The politician had also called for the nursery to open up to Westminster’s poor to help justify its existence, if it was failing to attract enough custom among the 6,000 people working on the Parliamentary Estate.

The annual report states, ‘The Nursery has broken even three times this financial year, in April, December and February. The Nursery looks set to maintain a consistent 60 per cent occupancy in the new financial year.’

Within the early years sector it is generally considered that occupancy levels need to be 80 per cent or higher for a business to be viable.

A House of Commons spokesman said the initial set up costs and early years funding available across the sector were the only subsidies.

Forty children – many of which are not fulltime – are on the books, including six MPs’ children. Some 200 sessions and a maximum of 40 full-time places per day are up for grabs at the facility, set up by Speaker John Bercow in 2010. The nursery’s most famous alumnus was Prime Minister David Cameron’s daughter Florence.

Care for under-twos cost just over £1,278 a month while the nursery charges £1,170 for children aged two to four - bringing in £375,531, with operating costs of £367,880, including a wage bill for 12 members of staff.


       House of Commons nursery staff 

In the financial year 2012-13, the nursery was running a £100,000 loss, having collected £179,000 in fees compared with operating costs of £280,452.
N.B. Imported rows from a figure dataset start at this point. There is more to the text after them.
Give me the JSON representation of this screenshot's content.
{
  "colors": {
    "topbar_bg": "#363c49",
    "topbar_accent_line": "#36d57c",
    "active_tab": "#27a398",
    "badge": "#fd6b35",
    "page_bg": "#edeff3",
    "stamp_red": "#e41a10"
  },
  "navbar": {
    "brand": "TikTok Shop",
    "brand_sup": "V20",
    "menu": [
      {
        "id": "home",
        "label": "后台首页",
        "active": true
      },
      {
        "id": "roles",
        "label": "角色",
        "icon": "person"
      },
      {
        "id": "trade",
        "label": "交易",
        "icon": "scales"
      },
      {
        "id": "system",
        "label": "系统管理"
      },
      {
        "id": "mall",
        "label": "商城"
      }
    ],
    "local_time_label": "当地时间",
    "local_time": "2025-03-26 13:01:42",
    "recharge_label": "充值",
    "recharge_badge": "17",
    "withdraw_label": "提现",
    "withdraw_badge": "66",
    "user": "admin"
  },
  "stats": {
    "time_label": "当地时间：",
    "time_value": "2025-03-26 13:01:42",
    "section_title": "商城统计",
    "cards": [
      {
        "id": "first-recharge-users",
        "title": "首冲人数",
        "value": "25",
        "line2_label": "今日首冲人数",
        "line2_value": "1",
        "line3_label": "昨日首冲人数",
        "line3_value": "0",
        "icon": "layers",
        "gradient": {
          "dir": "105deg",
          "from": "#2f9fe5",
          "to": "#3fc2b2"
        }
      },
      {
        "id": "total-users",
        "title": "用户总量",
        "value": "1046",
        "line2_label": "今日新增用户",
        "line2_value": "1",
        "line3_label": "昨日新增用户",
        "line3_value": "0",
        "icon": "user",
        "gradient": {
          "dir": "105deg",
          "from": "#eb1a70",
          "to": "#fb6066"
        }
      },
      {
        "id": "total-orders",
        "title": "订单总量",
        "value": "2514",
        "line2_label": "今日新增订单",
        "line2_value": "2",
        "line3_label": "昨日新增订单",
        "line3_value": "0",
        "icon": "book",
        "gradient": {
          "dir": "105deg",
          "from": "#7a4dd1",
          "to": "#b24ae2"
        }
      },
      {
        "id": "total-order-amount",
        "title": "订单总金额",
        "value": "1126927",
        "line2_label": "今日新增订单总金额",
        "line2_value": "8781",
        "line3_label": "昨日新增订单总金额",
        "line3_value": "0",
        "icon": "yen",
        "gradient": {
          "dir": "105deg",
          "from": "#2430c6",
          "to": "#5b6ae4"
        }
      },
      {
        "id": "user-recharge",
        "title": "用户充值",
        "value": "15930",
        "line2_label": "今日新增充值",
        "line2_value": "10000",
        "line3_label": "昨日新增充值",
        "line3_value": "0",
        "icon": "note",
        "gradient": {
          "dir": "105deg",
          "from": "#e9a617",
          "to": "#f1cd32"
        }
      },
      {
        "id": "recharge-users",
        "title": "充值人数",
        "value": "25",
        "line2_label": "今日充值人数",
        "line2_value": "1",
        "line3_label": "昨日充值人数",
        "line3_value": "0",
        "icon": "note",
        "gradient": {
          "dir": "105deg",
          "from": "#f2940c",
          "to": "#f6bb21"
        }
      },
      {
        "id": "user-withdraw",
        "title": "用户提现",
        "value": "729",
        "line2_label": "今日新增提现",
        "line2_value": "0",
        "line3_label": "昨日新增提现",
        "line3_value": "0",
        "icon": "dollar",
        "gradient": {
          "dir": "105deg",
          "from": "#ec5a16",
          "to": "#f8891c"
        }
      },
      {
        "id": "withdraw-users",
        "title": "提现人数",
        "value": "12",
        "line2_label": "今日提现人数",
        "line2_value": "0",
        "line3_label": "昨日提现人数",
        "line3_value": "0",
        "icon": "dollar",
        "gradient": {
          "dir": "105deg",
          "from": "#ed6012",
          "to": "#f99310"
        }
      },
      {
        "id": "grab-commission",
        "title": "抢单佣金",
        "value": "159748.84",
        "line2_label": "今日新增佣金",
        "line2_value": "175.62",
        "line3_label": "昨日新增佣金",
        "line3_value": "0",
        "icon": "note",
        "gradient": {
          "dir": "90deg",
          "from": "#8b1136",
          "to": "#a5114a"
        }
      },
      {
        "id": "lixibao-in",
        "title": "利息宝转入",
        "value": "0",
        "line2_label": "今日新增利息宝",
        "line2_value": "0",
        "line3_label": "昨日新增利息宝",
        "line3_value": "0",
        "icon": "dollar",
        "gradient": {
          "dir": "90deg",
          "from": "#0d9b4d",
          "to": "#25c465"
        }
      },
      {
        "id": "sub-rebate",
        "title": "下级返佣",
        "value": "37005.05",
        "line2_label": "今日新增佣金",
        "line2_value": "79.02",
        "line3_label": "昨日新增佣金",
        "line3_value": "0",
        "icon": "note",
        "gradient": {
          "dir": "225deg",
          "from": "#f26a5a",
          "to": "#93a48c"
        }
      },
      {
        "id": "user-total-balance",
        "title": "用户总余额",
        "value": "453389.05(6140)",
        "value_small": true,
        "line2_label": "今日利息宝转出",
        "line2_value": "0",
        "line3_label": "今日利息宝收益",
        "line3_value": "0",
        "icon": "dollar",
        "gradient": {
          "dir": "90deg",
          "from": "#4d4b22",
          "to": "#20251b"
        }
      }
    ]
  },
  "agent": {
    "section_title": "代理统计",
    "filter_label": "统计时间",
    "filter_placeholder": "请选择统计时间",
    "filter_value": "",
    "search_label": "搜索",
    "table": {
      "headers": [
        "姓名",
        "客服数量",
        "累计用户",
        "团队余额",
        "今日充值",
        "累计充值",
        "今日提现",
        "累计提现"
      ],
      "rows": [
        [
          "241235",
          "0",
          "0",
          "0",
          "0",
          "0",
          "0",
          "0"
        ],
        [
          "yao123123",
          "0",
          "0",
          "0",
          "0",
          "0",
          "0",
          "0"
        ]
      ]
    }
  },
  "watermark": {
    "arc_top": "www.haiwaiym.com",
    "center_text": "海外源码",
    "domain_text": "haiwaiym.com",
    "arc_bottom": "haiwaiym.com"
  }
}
While a a dedicated chef has been introduced, overhead savings are said to have been made on tying up with Bellamy's restaurant catering supplies, and negotiations on the cleaning contract.

The spokesman confirmed there were no plans to extend eligibility beyond the current arrangements.

The spokesman added, ‘We are pleased with the growth in attendance at the nursery and the reported benefits to those who use it.

‘Occupancy has been increasing since the beginning of the financial year, and so no further initiatives are felt to be necessary.

‘The financial viability of the nursery depends on usage at around current levels. ‘Now that the nursery is well established and highly valued, we are confident that it will continue to be viable.’

The current contract with the London Early Years Foundation (LEYF) runs until September this year. A new contract is due to go out to tender by the end of February.